Facebook's iOS Memory Leak Detection Automation Practice

Memory is a shared resource on mobile devices. If an app cannot manage memory properly, it will cause memory exhaustion, flashback and serious performance degradation.

Many functional modules of Facebook's iOS version share the same memory space. If one of the modules consumes a lot of memory resources, it will have a serious impact on the entire app. For example, when a function module accidentally causes a memory leak, this situation is likely to happen.

At Facebook, we have a lot of engineers working on a code repository in parallel. Memory leaks are unavoidable problems encountered during development. When a memory leak occurs, we need to find it quickly and fix it.

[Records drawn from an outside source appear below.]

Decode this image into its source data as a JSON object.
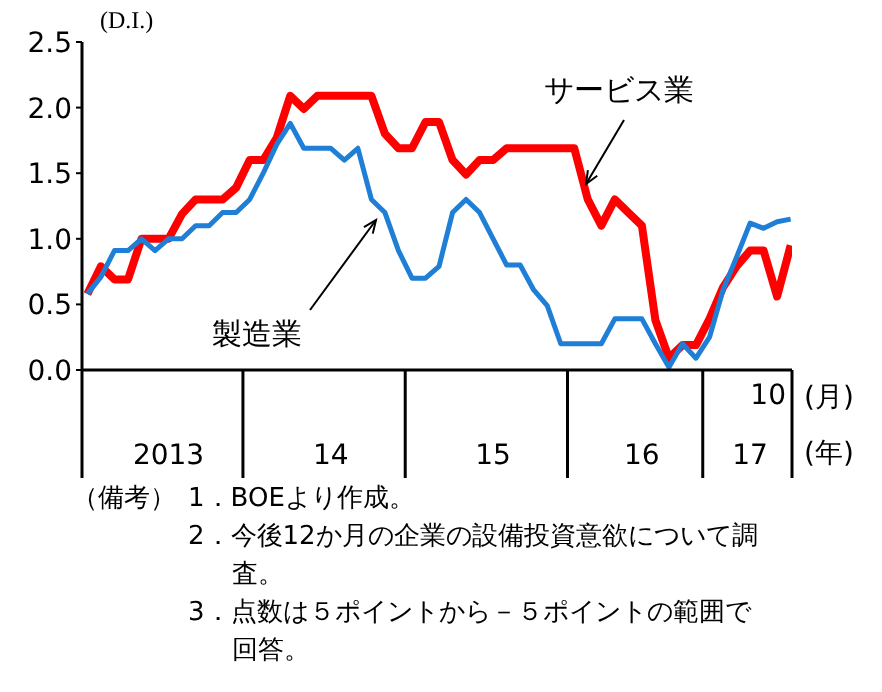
{
  "chart_data": {
    "type": "line",
    "ylabel": "(D.I.)",
    "categories": [
      null,
      null,
      null,
      null,
      null,
      null,
      "2013",
      null,
      null,
      null,
      null,
      null,
      null,
      null,
      null,
      null,
      null,
      null,
      "14",
      null,
      null,
      null,
      null,
      null,
      null,
      null,
      null,
      null,
      null,
      null,
      "15",
      null,
      null,
      null,
      null,
      null,
      null,
      null,
      null,
      null,
      null,
      "16",
      null,
      null,
      null,
      null,
      null,
      null,
      null,
      "17",
      null,
      null,
      null
    ],
    "series": [
      {
        "name": "サービス業",
        "color": "#ff0000",
        "values": [
          0.58,
          0.79,
          0.69,
          0.69,
          1.0,
          1.0,
          1.0,
          1.19,
          1.3,
          1.3,
          1.3,
          1.39,
          1.6,
          1.6,
          1.77,
          2.09,
          1.99,
          2.09,
          2.09,
          2.09,
          2.09,
          2.09,
          1.8,
          1.69,
          1.69,
          1.89,
          1.89,
          1.6,
          1.49,
          1.6,
          1.6,
          1.69,
          1.69,
          1.69,
          1.69,
          1.69,
          1.69,
          1.3,
          1.1,
          1.3,
          1.2,
          1.1,
          0.38,
          0.09,
          0.19,
          0.19,
          0.39,
          0.63,
          0.79,
          0.91,
          0.91,
          0.56,
          0.95
        ]
      },
      {
        "name": "製造業",
        "color": "#1f7fd6",
        "values": [
          0.58,
          0.71,
          0.91,
          0.91,
          1.0,
          0.91,
          1.0,
          1.0,
          1.1,
          1.1,
          1.2,
          1.2,
          1.3,
          1.5,
          1.72,
          1.88,
          1.69,
          1.69,
          1.69,
          1.6,
          1.69,
          1.3,
          1.2,
          0.91,
          0.7,
          0.7,
          0.79,
          1.2,
          1.3,
          1.2,
          1.0,
          0.8,
          0.8,
          0.61,
          0.49,
          0.2,
          0.2,
          0.2,
          0.2,
          0.39,
          0.39,
          0.39,
          0.2,
          0.02,
          0.2,
          0.09,
          0.25,
          0.61,
          0.86,
          1.12,
          1.08,
          1.13,
          1.15
        ]
      }
    ],
    "ylim": [
      0,
      2.5
    ],
    "yticks": [
      {
        "value": 0,
        "label": "0.0"
      },
      {
        "value": 0.5,
        "label": "0.5"
      },
      {
        "value": 1,
        "label": "1.0"
      },
      {
        "value": 1.5,
        "label": "1.5"
      },
      {
        "value": 2,
        "label": "2.0"
      },
      {
        "value": 2.5,
        "label": "2.5"
      }
    ],
    "grid": false,
    "legend": false,
    "marker": "none",
    "line_style": "solid",
    "annotations": [
      "10",
      "(月)",
      "(年)",
      "（備考）",
      "1．BOEより作成。",
      "2．今後12か月の企業の設備投資意欲について調査。",
      "3．点数は５ポイントから－５ポイントの範囲で回答。"
    ]
  }
}
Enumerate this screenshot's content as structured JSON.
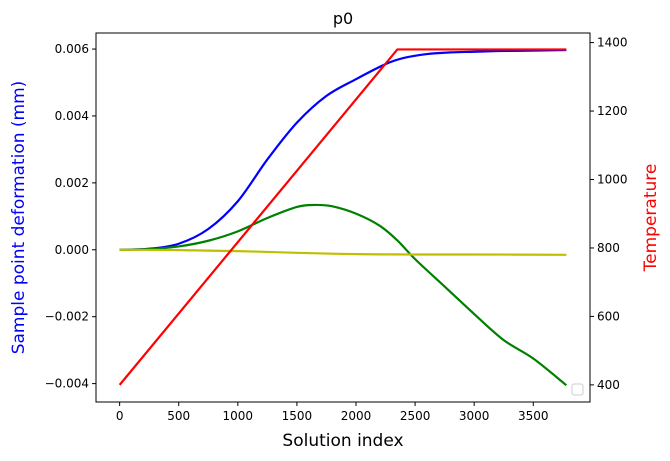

There are some developer tools out there to aid in finding memory leaks, but what they all have in common is that they require a lot of manual work:

open Xcode and select build for profiling to compile your project
open Instruments tool
try to put as much as possible on your app More scenarios and behaviors can be reproduced easily
Observe the graph of the memory tool
Find the source of the memory leak
Fix it!
Such manual inspection and repair works have to be repeated every time. Because of this, it is difficult to locate and fix memory issues early in the iteration phase.

Automating the memory leak troubleshooting process as much as possible and reducing the manual intervention of developers can help us find memory leaks faster. To address this, we have developed a set of tools internally to help us automate this troubleshooting process, and have helped us resolve memory leaks in many of our code. Today, we are happy to announce that we have officially open sourced this set of memory leak detection tools: FBRetainCycleDetector, FBAllocationTracker and FBMemoryProfiler.

Circular references
Objective-C uses reference counting to manage memory and free unreferenced objects. Object A in memory can increase the reference count of object B by one, that is, retain, to keep object B in memory as long as possible (as long as object A does not "decrement it by one", that is, release). That is: object A holds object B.

In most cases, reference counting works well. However, when two objects hold each other directly, or more often indirectly through some object, there is a deadlock. This phenomenon of holding each other's references is called circular references.



Circular references can cause a series of problems. In the best case, the leaked object itself will occupy memory space for a long time, which generally does not cause too much memory consumption. If the leaked objects keep increasing and accumulating, the memory that other functional modules in the app can use will decrease. In the worst case, the memory leak causes the memory that the app needs to use to exceed the limit, and the app will crash.